In an open briefing to the Council, Alvaro de Soto, Secretary-General Kofi Annan’s Special Adviser on Cyprus, noted that the Cyprus problem was the oldest item continually on the Secretary-General’s peace-making agenda.
“It is difficult to see a set of circumstances for achieving a settlement as propitious as that which prevailed in the last three and a half years,” Mr. de Soto said, referring to the Secretary-General’s efforts between late 1999 and 11 March to assist the two sides in Cyprus to achieve a comprehensive settlement.
In terms of the wider political environment in the region, all the conditions had been in place, Mr. de Soto noted. In addition, the Secretary-General had been deeply involved in the effort, with the strong support of the Council, and a “fair and honourable package,” comprehensive in approach and only needing technical finalization, had been on the table.

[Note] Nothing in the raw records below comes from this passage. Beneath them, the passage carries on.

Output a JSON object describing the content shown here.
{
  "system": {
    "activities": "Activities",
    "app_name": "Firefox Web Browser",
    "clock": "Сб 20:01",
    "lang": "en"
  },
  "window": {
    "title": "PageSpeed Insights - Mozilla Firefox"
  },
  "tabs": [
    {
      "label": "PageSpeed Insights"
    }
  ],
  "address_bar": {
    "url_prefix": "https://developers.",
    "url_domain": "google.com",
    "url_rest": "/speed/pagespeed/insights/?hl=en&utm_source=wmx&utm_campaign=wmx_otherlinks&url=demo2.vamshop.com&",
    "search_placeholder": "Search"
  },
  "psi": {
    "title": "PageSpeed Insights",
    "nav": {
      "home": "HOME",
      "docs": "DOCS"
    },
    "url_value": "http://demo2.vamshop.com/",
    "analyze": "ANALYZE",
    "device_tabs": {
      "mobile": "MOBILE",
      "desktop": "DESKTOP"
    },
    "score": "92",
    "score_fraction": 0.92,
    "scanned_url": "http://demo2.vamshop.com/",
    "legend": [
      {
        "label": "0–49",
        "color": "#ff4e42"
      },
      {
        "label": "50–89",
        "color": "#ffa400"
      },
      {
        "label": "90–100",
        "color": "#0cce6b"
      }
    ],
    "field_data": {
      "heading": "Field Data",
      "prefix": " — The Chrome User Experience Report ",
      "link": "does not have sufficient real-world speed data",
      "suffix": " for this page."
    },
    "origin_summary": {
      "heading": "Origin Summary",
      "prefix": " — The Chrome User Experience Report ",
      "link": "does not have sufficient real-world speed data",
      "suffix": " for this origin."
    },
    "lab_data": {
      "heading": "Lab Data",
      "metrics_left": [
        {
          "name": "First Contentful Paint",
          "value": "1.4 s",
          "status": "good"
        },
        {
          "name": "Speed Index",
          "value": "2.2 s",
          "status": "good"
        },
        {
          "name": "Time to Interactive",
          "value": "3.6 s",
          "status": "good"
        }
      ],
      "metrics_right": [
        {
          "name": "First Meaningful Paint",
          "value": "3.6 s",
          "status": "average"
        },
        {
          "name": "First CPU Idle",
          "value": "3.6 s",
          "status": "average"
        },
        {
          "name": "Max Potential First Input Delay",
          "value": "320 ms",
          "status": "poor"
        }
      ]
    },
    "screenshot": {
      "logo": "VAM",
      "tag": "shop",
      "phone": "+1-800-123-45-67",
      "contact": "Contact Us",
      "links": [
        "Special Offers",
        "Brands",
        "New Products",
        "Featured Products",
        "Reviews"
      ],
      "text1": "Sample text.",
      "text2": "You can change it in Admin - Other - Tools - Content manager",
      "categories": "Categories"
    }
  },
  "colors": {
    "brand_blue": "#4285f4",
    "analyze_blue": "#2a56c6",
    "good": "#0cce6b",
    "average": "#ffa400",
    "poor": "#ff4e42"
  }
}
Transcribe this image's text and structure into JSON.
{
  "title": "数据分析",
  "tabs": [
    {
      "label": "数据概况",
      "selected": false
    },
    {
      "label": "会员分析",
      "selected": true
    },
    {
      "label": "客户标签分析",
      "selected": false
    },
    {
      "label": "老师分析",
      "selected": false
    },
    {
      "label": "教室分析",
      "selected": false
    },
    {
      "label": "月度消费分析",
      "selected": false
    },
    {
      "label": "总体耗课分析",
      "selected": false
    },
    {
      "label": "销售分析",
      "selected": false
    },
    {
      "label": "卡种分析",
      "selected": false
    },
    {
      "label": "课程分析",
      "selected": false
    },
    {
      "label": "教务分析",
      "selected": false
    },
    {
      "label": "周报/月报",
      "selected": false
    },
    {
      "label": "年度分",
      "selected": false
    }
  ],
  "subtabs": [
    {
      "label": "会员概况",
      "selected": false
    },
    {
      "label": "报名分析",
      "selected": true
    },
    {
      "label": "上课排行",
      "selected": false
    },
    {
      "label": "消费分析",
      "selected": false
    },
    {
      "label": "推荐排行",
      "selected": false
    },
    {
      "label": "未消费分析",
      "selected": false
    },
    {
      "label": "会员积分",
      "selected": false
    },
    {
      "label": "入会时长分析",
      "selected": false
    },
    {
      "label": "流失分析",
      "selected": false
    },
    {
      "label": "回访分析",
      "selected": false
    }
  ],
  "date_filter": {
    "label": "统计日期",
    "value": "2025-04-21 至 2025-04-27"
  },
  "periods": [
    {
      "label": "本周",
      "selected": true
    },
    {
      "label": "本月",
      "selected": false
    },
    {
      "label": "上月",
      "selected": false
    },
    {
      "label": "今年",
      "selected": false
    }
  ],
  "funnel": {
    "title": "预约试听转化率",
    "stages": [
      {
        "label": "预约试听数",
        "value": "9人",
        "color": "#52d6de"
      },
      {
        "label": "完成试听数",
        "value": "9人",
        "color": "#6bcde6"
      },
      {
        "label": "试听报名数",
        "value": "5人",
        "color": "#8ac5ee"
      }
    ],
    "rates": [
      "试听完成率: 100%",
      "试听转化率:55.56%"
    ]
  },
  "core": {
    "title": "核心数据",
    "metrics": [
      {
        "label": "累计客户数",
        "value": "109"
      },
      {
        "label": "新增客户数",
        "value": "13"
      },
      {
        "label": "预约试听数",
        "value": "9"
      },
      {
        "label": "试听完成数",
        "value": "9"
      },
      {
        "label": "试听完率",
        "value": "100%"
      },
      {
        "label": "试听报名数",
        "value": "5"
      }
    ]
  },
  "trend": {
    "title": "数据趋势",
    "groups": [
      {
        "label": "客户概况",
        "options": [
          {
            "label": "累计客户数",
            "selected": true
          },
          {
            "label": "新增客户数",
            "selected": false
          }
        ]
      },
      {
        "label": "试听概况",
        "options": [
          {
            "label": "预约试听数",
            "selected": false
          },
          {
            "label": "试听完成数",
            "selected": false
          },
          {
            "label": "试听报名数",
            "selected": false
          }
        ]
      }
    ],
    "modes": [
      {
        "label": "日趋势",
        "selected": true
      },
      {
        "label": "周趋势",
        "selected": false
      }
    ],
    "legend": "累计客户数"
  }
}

“The fact that a solution has not been achieved in these circumstances is therefore deeply disappointing,” he said. “It seems attributable to failings of political will rather than to the absence of favourable circumstances.”
Mr. de Soto stressed that a “unique opportunity has been missed,” with the Greek Cypriots and the Turkish Cypriots having been denied the chance to vote to reunite Cyprus, which the Secretary-General deeply regretted. “The immediate losers are the Turkish Cypriots and Turkey, but the Greek Cypriots and Greece are also losers – this is truly a lose-lose outcome.”
Looking to the future, Mr. de Soto reiterated the Secretary-General’s intention not to take a new initiative, unless and until he had solid reason to believe that the political will existed, which was needed for a successful outcome. “The onus is on the parties – and the motherlands – to demonstrate the political will to solve the problem on the basis of his plan, in the manner which the Secretary-General has suggested,” he said.